La Cassazione conferma la legittimità del licenziamento per molestie sessuali sul posto di lavoro

Con un’importante ordinanza emessa il 10 marzo 2025, la Corte Suprema di Cassazione ha stabilito in modo inequivocabile che il licenziamento rappresenta una sanzione pienamente giustificata quando un lavoratore ponga in essere comportamenti molesti a sfondo sessuale nei confronti di una collega, violandone la dignità personale e professionale. La sentenza, che conferma una precedente decisione della Corte d’Appello di Bologna, riguarda un caso emblematico nel settore dei trasporti, dove un dipendente era stato destituito per aver rivolto ripetutamente frasi inappropriate a una collega in presenza di altri lavoratori.

Il principio affermato dalla Suprema Corte è particolarmente significativo perché chiarisce come le molestie sessuali sul lavoro possano configurarsi come forma di discriminazione anche quando non sia dimostrabile una precisa intenzione offensiva da parte dell’autore. Ciò che rileva, secondo i giudici, è principalmente l’oggettiva natura della condotta e la percezione soggettiva della vittima, la cui dignità risulta violata indipendentemente dalle reali intenzioni di chi ha tenuto il comportamento molesto.

Nel caso specifico, la condanna del lavoratore è stata ritenuta pienamente conforme all’articolo 45 del Regio Decreto n. 148 del 1931, che disciplina i licenziamenti per giusta causa. I giudici hanno sottolineato come le frasi pronunciate dal dipendente, oltre a essere chiaramente indesiderate dalla collega, fossero state espresse in un contesto lavorativo e in presenza di testimoni, aggravando così la portata della violazione. La natura non episodica della condotta ha rappresentato un ulteriore elemento a sostegno della decisione di licenziamento.
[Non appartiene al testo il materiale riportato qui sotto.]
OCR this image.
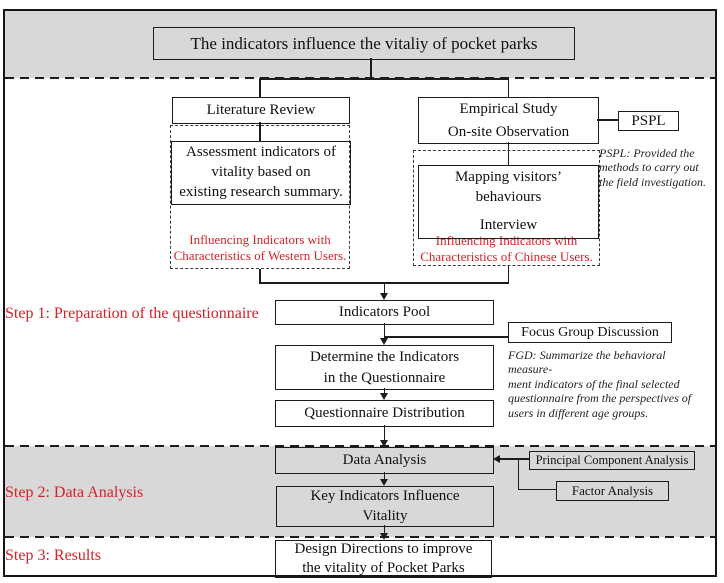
The indicators influence the vitaliy of pocket parks
Literature Review
Influencing Indicators with
Characteristics of Western Users.
Assessment indicators of
vitality based on
existing research summary.
Empirical Study
On-site Observation
PSPL
PSPL: Provided the
methods to carry out
the field investigation.
Influencing Indicators with
Characteristics of Chinese Users.
Mapping visitors’
behaviours
Interview
Indicators Pool
Focus Group Discussion
FGD: Summarize the behavioral measure-
ment indicators of the final selected
questionnaire from the perspectives of
users in different age groups.
Determine the Indicators
in the Questionnaire
Questionnaire Distribution
Data Analysis	Principal Component Analysis
Factor Analysis
Key Indicators Influence
Vitality
Design Directions to improve
the vitality of Pocket Parks
Step 1: Preparation of the questionnaire
Step 2: Data Analysis
Step 3: Results
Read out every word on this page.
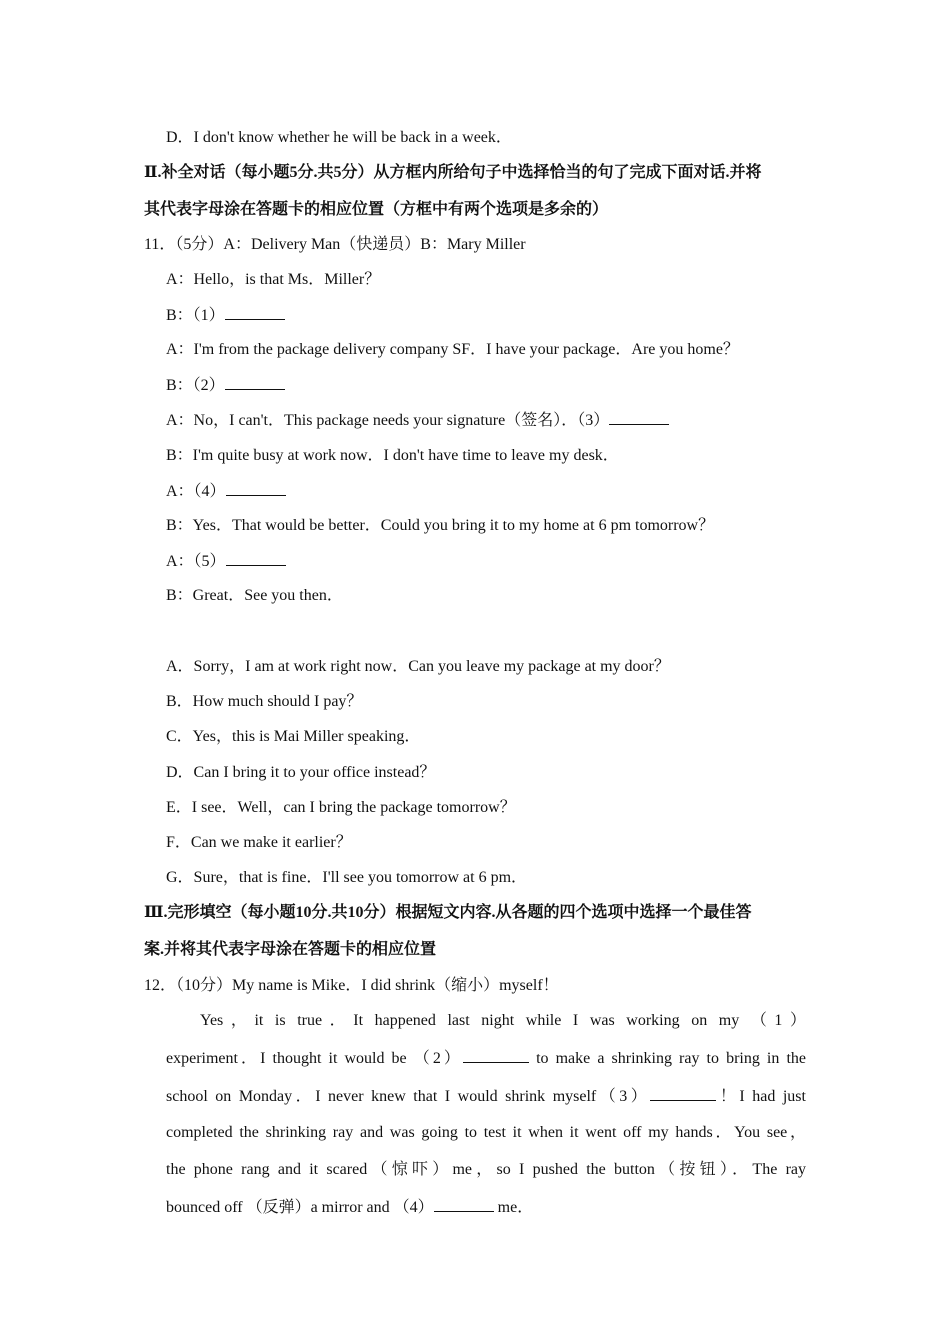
D．I don't know whether he will be back in a week．
Ⅱ.补全对话（每小题5分.共5分）从方框内所给句子中选择恰当的句了完成下面对话.并将
其代表字母涂在答题卡的相应位置（方框中有两个选项是多余的）
11．（5分）A：Delivery Man（快递员）B：Mary Miller
A：Hello，is that Ms．Miller？
B：（1）
A：I'm from the package delivery company SF．I have your package．Are you home？
B：（2）
A：No，I can't．This package needs your signature（签名）．（3）
B：I'm quite busy at work now．I don't have time to leave my desk．
A：（4）
B：Yes．That would be better．Could you bring it to my home at 6 pm tomorrow？
A：（5）
B：Great．See you then．
A．Sorry，I am at work right now．Can you leave my package at my door？
B．How much should I pay？
C．Yes，this is Mai Miller speaking．
D．Can I bring it to your office instead？
E．I see．Well，can I bring the package tomorrow？
F．Can we make it earlier？
G．Sure，that is fine．I'll see you tomorrow at 6 pm．
Ⅲ.完形填空（每小题10分.共10分）根据短文内容.从各题的四个选项中选择一个最佳答
案.并将其代表字母涂在答题卡的相应位置
12．（10分）My name is Mike．I did shrink（缩小）myself！
Yes，it is true．It happened last night while I was working on my （1）
experiment．I thought it would be （2）	to make a shrinking ray to bring in the
school on Monday．I never knew that I would shrink myself（3）	！I had just
completed the shrinking ray and was going to test it when it went off my hands．You see，
the phone rang and it scared（惊吓）me，so I pushed the button（按钮）．The ray
bounced off （反弹）a mirror and （4）	me．
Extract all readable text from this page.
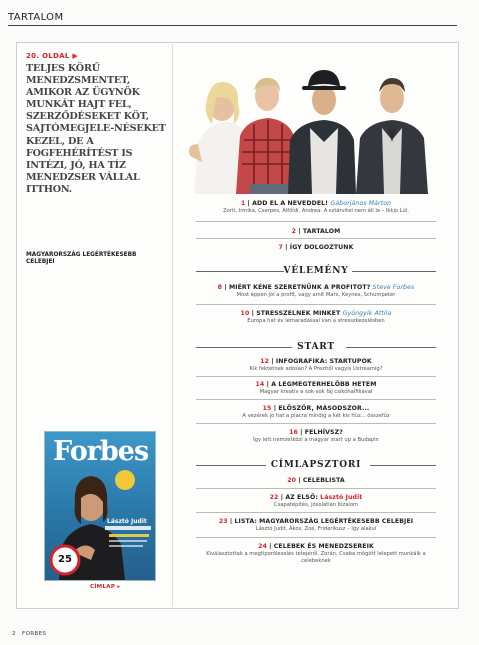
TARTALOM
20. OLDAL ▶
TELJES KÖRŰ MENEDZSMENTET, AMIKOR AZ ÜGYNÖK MUNKÁT HAJT FEL, SZERZŐDÉSEKET KÖT, SAJTÓMEGJELE-NÉSEKET KEZEL, DE A FOGFEHÉRÍTÉST IS INTÉZI, JÓ, HA TÍZ MENEDZSER VÁLLAL ITTHON.
MAGYARORSZÁG LEGÉRTÉKESEBB CELEBJEI
Forbes
Lásztó Judit
25
CÍMLAP ▸
1 | ADD EL A NEVEDDEL! Gáborjános Márton
Zorit, Irmika, Cserpes, Alföldi, Andrea: A sztárvitel nem áll le – Ikkjo Lúl.
2 | TARTALOM
7 | ÍGY DOLGOZTUNK
VÉLEMÉNY
8 | MIÉRT KÉNE SZERETNÜNK A PROFITOT? Steve Forbes
Most éppen jól a profit, vagy amit Marx, Keynes, Schumpeter
10 | STRESSZELNEK MINKET Gyöngyik Attila
Európa hat év lemaradással van a stresszkezelésben
START
12 | INFOGRAFIKA: STARTUPOK
Kik fektetnek adósan? A Prezitől vagyis Ustreamig?
14 | A LEGMEGTERHELŐBB HETEM
Magyar kreatív a sok-sok fáj csikóhalfiliával
15 | ELŐSZÖR, MÁSODSZOR...
A vezérek jó hat a piacra mindig a két kis húz... összefűz
16 | FELHÍVSZ?
Így lett nemzetközi a magyar start up a Budapin
CÍMLAPSZTORI
20 | CELEBLISTA
22 | AZ ELSŐ: Lásztó Judit
Csapatépítés, jósolatlan bizalom
23 | LISTA: MAGYARORSZÁG LEGÉRTÉKESEBB CELEBJEI
Lásztó Judit, Ákos, Zoé, Friderikusz – így alakul
24 | CELEBEK ÉS MENEDZSEREIK
Kiválasztottak a megtiporóleselés tetejéről, Zorán, Csaba mögött lelepett munkáik a celebeknek
2 FORBES
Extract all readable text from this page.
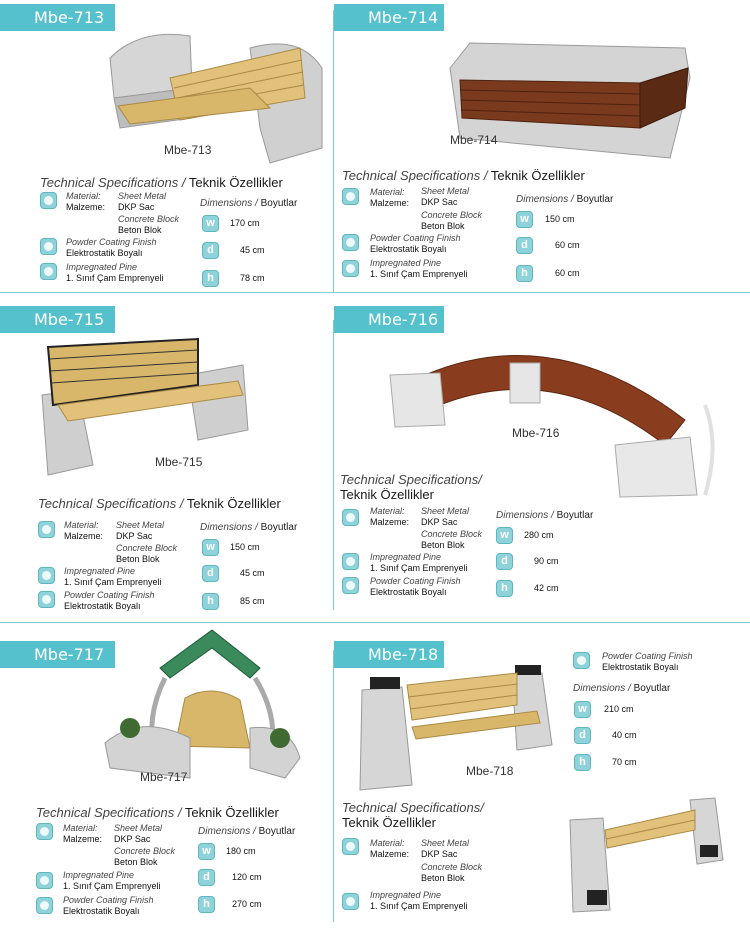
Mbe-713
Mbe-713
Technical Specifications / Teknik Özellikler
Material:
Malzeme:
Sheet Metal
DKP Sac
Concrete Block
Beton Blok
Powder Coating Finish
Elektrostatik Boyalı
Impregnated Pine
1. Sınıf Çam Emprenyeli
Dimensions / Boyutlar
w	170 cm
d	45 cm
h	78 cm
Mbe-714
Mbe-714
Technical Specifications / Teknik Özellikler
Material:
Malzeme:
Sheet Metal
DKP Sac
Concrete Block
Beton Blok
Powder Coating Finish
Elektrostatik Boyalı
Impregnated Pine
1. Sınıf Çam Emprenyeli
Dimensions / Boyutlar
w	150 cm
d	60 cm
h	60 cm
Mbe-715
Mbe-715
Technical Specifications / Teknik Özellikler
Material:
Malzeme:
Sheet Metal
DKP Sac
Concrete Block
Beton Blok
Impregnated Pine
1. Sınıf Çam Emprenyeli
Powder Coating Finish
Elektrostatik Boyalı
Dimensions / Boyutlar
w	150 cm
d	45 cm
h	85 cm
Mbe-716
Mbe-716
Technical Specifications/
Teknik Özellikler
Material:
Malzeme:
Sheet Metal
DKP Sac
Concrete Block
Beton Blok
Impregnated Pine
1. Sınıf Çam Emprenyeli
Powder Coating Finish
Elektrostatik Boyalı
Dimensions / Boyutlar
w	280 cm
d	90 cm
h	42 cm
Mbe-717
Mbe-717
Technical Specifications / Teknik Özellikler
Material:
Malzeme:
Sheet Metal
DKP Sac
Concrete Block
Beton Blok
Impregnated Pine
1. Sınıf Çam Emprenyeli
Powder Coating Finish
Elektrostatik Boyalı
Dimensions / Boyutlar
w	180 cm
d	120 cm
h	270 cm
Mbe-718
Mbe-718
Powder Coating Finish
Elektrostatik Boyalı
Dimensions / Boyutlar
w	210 cm
d	40 cm
h	70 cm
Technical Specifications/
Teknik Özellikler
Material:
Malzeme:
Sheet Metal
DKP Sac
Concrete Block
Beton Blok
Impregnated Pine
1. Sınıf Çam Emprenyeli
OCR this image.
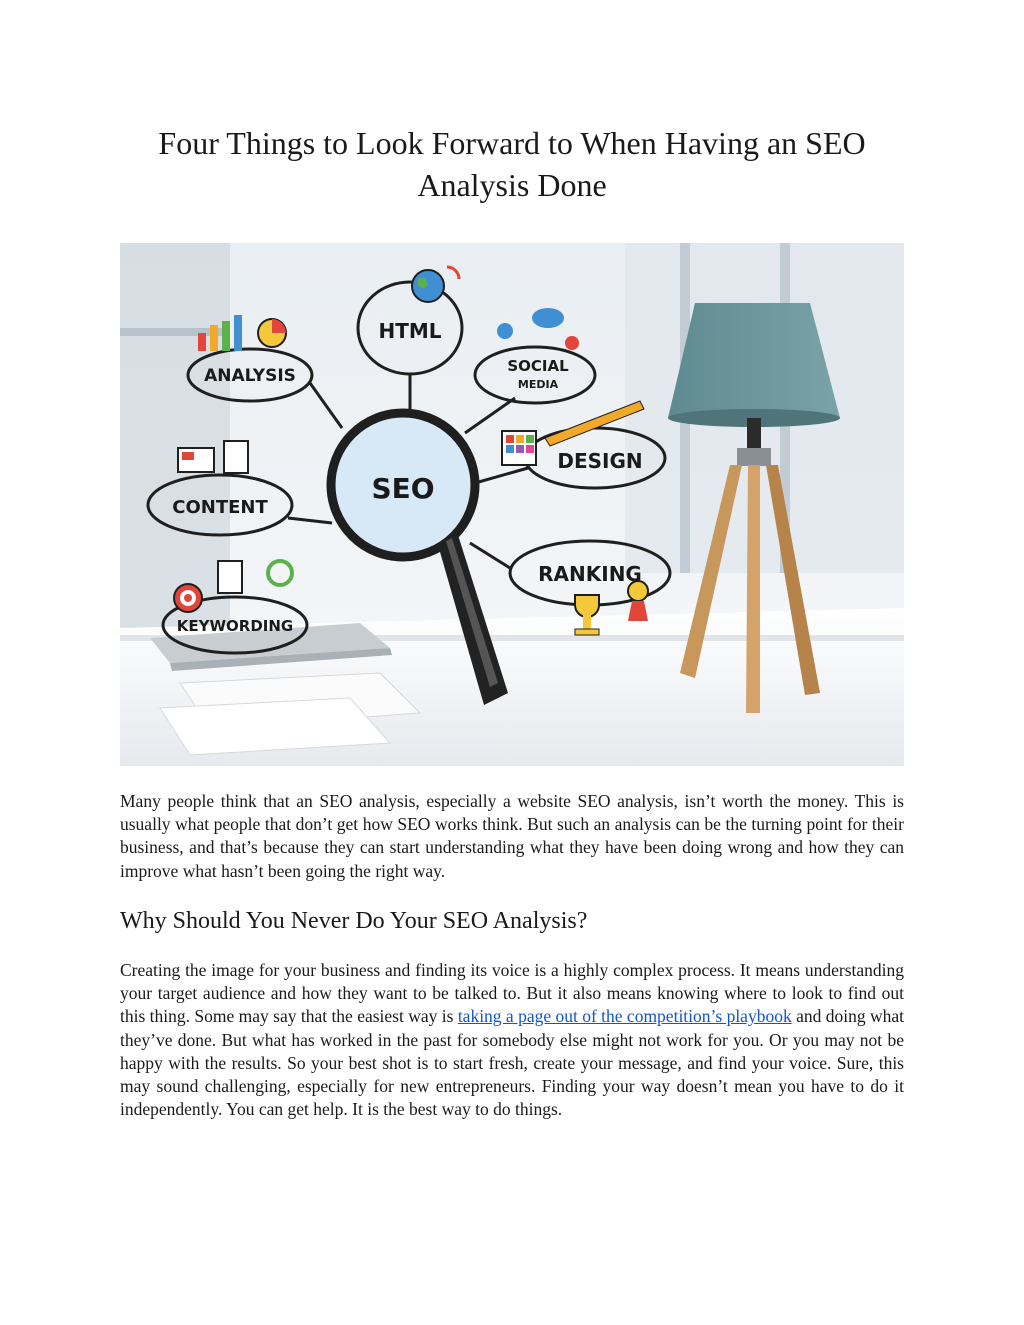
Four Things to Look Forward to When Having an SEO Analysis Done
SEO
ANALYSIS
HTML
SOCIAL
MEDIA
DESIGN
CONTENT
RANKING
KEYWORDING

Many people think that an SEO analysis, especially a website SEO analysis, isn’t worth the money. This is usually what people that don’t get how SEO works think. But such an analysis can be the turning point for their business, and that’s because they can start understanding what they have been doing wrong and how they can improve what hasn’t been going the right way.

Why Should You Never Do Your SEO Analysis?

Creating the image for your business and finding its voice is a highly complex process. It means understanding your target audience and how they want to be talked to. But it also means knowing where to look to find out this thing. Some may say that the easiest way is taking a page out of the competition’s playbook and doing what they’ve done. But what has worked in the past for somebody else might not work for you. Or you may not be happy with the results. So your best shot is to start fresh, create your message, and find your voice. Sure, this may sound challenging, especially for new entrepreneurs. Finding your way doesn’t mean you have to do it independently. You can get help. It is the best way to do things.
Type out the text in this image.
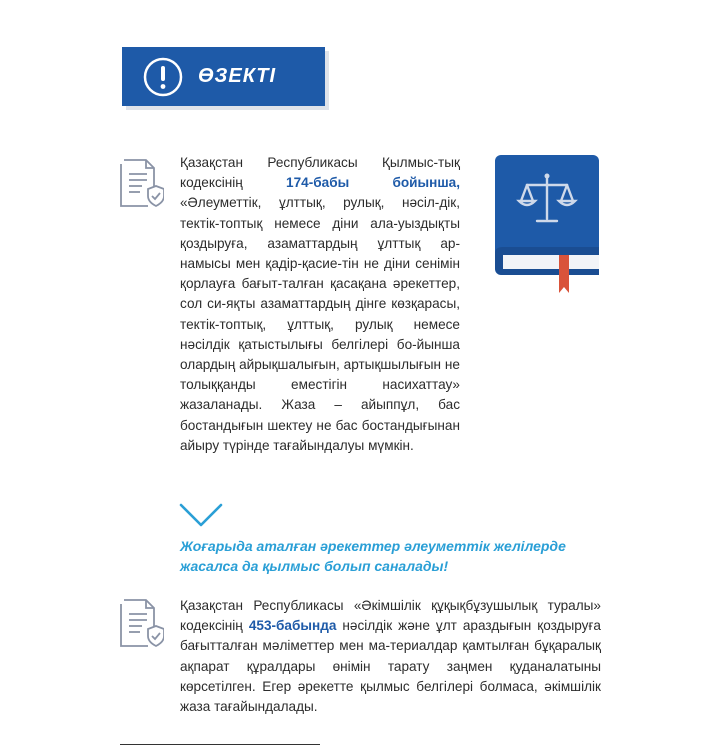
ӨЗЕКТІ
Қазақстан Республикасы Қылмыс-тық кодексінің 174-бабы бойынша, «Әлеуметтік, ұлттық, рулық, нәсіл-дік, тектік-топтық немесе діни ала-уыздықты қоздыруға, азаматтардың ұлттық ар-намысы мен қадір-қасие-тін не діни сенімін қорлауға бағыт-талған қасақана әрекеттер, сол си-яқты азаматтардың дінге көзқарасы, тектік-топтық, ұлттық, рулық немесе нәсілдік қатыстылығы белгілері бо-йынша олардың айрықшалығын, артықшылығын не толыққанды еместігін насихаттау» жазаланады. Жаза – айыппұл, бас бостандығын шектеу не бас бостандығынан айыру түрінде тағайындалуы мүмкін.
Жоғарыда аталған әрекеттер әлеуметтік желілерде жасалса да қылмыс болып саналады!
Қазақстан Республикасы «Әкімшілік құқықбұзушылық туралы» кодексінің 453-бабында нәсілдік және ұлт араздығын қоздыруға бағытталған мәліметтер мен ма-териалдар қамтылған бұқаралық ақпарат құралдары өнімін тарату заңмен қуданалатыны көрсетілген. Егер әрекетте қылмыс белгілері болмаса, әкімшілік жаза тағайындалады.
Questa pronuncia giurisprudenziale assume particolare rilievo nel panorama del diritto del lavoro italiano, rafforzando il quadro di tutela contro le discriminazioni di genere e ribadendo l’obbligo per le aziende di garantire ambienti lavorativi rispettosi della dignità di tutti i dipendenti. Le imprese sono chiamate a intervenire con tempestività di fronte a episodi di molestia, attivando tutte le necessarie misure disciplinari, mentre i lavoratori devono essere consapevoli che comportamenti inappropriati, anche se apparentemente “leggeri” o non intenzionalmente offensivi, possono comportare conseguenze gravi fino alla perdita del posto di lavoro.

La sentenza rappresenta dunque un importante passo avanti nella lotta alle discriminazioni sessuali nei luoghi di lavoro, chiarendo una volta per tutte che il rispetto della dignità personale costituisce un valore non negoziabile che deve essere garantito in ogni contesto professionale. Questo orientamento giurisprudenziale, in linea con i principi costituzionali e con la normativa europea, offre un solido strumento di tutela per le vittime di molestie e al tempo stesso un chiaro monito contro qualsiasi forma di comportamento inappropriato in ambito lavorativo.